Era uma vila, para a qual se
entrava por uma espécie de túnel formado pelo andar superior de alguma loja, ou
mesmo de um sobrado. Nunca cheguei a reparar. O calçamento era formado por
paralelepípedos que deixavam nascer nas suas frestas tufos de grama. Formava um
semi tapete nas beiradas, onde era menos pisado, e no meio as pedras lisas
pelos inúmeros passos. Automóveis e outros veículos eram muito raros na época
e no local .
Do lado direito de quem
entrava um conjunto de casa geminadas idênticas, estreitas e compridas, com uma
pequena escada na frente que dava acesso a única porta da casa, direto na sala.
No alto da escada um pequeno patamar vermelho, geralmente brilhando da cera
recém aplicada.
Do lado esquerdo um muro
comprido, já meio desgastado pelo tempo, mais grosso embaixo, e que era
completado por uma parede fina em cima. Na minha visão de garoto devia ter mais
de três metros de altura.
A última casa desta pequena
vila da rua do Hipódromo, era dos meus tios, e para lá a gente se dirigia de
vez em quando. Algumas velhas fotografias me mostram ou chorando ou lampeiro ao
lado de quadros. Estes quadros, geralmente de cores fortes, ficavam pendurados
na sala, tendo sido pintados pelo meu tio.
Daquela pequena vila ficaram
na memória as pedras da pequena rua, sua entrada sombria, seus quadros e um
bairro, o Brás.
O Brás lembra Celso Garcia e
Largo da Misericórdia, aquele das porteiras que “quando abre, fecha”. Lembra
também a Estação do Norte que descarregava todo dia milhares de trabalhadores
que vinham de São Miguel, Guaianazes, Ermelindo Matarazzo e outros nomes
daquelas vilas tão distantes.
Uma adiantada no tempo para lembrar que a maioria
destes trabalhadores tinham seu destino final longe dali, e corriam do trem
para pegar o ônibus. Uma das linhas mais requisitadas era a Belém - Rebouças,
que eu usava, e que vinha até folgado para os padrões da época, ou seja apenas
alguns em pé. Com o embarque destes passageiros a gente era jogado para frente,
e podia se dar por feliz quando se conseguia respirar.
Entre as lembranças do Brás
esta a Lojas Pirani, onde um dia posei com um belo acordeon, fazendo pose de
músico, para fazer jus a algum brinde, e
da desativada estação de bondes, transformada mais tarde em garagem de ônibus
elétrico.
Era um bairro longe da vila
Gomes Cardim, onde morava, e para chegar até ele atravessava-se todo o Belém.
Na já citada Celso Garcia, a principal avenida do bairro, lojas brigavam com
cinemas por espaços.

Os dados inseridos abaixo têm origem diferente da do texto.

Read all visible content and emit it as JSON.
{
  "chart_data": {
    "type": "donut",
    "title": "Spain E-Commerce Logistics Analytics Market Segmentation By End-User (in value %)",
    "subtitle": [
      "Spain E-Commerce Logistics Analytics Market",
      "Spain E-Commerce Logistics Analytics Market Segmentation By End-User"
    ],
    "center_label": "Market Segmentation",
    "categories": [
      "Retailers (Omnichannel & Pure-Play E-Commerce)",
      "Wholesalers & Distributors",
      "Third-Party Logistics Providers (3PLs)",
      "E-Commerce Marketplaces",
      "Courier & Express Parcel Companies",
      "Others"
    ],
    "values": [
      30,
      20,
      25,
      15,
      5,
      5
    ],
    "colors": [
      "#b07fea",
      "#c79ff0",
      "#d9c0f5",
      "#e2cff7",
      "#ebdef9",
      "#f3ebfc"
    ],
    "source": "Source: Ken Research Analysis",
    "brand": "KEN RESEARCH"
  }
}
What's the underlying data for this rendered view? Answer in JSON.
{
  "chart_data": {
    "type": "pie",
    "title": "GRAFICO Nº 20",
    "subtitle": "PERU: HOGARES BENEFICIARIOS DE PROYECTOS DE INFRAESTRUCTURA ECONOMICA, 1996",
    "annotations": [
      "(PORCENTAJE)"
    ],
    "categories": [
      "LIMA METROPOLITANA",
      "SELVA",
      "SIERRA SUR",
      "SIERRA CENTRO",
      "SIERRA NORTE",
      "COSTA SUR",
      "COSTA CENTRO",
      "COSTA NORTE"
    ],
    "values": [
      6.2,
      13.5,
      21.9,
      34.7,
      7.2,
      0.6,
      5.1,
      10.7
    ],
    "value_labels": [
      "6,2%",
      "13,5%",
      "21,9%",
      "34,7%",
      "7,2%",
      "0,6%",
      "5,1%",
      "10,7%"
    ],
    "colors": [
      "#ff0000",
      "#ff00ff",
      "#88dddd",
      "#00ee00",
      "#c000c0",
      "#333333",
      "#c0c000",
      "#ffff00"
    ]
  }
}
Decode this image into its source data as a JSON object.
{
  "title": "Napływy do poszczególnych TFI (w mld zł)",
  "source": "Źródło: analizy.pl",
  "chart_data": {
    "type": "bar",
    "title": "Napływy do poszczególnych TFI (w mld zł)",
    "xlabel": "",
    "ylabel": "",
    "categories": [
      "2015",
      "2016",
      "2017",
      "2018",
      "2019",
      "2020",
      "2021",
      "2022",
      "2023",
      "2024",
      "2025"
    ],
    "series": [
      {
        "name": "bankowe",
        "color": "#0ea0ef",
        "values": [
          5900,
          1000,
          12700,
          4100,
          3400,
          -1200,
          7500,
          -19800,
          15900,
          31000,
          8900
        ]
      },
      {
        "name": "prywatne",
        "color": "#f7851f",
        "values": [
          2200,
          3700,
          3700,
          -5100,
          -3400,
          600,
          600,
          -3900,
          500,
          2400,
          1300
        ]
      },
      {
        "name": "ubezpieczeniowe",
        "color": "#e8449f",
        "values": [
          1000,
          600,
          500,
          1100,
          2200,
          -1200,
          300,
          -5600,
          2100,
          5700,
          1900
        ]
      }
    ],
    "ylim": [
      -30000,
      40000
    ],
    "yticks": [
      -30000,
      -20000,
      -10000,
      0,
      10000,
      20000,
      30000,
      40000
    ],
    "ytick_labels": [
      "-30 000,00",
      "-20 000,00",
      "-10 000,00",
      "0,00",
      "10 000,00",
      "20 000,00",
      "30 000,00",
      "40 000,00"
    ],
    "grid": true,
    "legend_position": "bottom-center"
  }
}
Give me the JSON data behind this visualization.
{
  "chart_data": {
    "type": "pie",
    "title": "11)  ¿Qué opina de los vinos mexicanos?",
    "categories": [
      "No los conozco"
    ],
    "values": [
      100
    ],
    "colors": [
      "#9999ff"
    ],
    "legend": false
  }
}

E por falar em cinema, qual o nome ( e o destino) daquele
que ficava na esquina da Bresser e onde fui assistir “Django”, um faroeste italiano,
acompanhando um amigo que precisava de alguém para fazer “sala” para a prima da
sua paquera. Ele ficou "ligeiramente" aborrecido quando descobriu que
a prima era muito mais bonita que a paquera.
Para chegarmos à casa dos
meus tios, descia-se do ônibus na 21 de abril, em frente à maternidade onde
nasceram alguns dos meus sobrinhos alguns anos depois. Pegava-se a rua do
Hipódromo à esquerda e cem metro depois estava o túnel. Nesta rua ficava, ou
fica ainda um presídio do qual nunca tive notícia. Passei tanto por lá e nunca
o vi.
No mesmo Brás passei certa
noite, já mais maduro, de madrugada, vindo a pé desde a avenida Paulista e indo
para casa. Foi uma caminhada e tanto pela noite de São Paulo, andando toda a
extensão da Avenida até chegar na Tuiuti, vendo aquele monte de lojas fechadas,
um ou outro boteco expulsando seus últimos bêbados, enquanto alguns ônibus
noturnos chacoalhavam vazios, como que me convidando a deixar a caminhada e
abrigar-me neles.
E as lembranças do Brás se
encerram passando o viaduto do Gasômetro, para, ao entrar na rua do mesmo nome,
virar a esquerda numa pequena viela escondida atrás da igreja de São Brás
(acuda este rapaz) e entrar na loja de couros de um outro tio. Várias vezes ia
ate lá para conversar com meu primo e matar o tempo, mas isto já é uma outra
história.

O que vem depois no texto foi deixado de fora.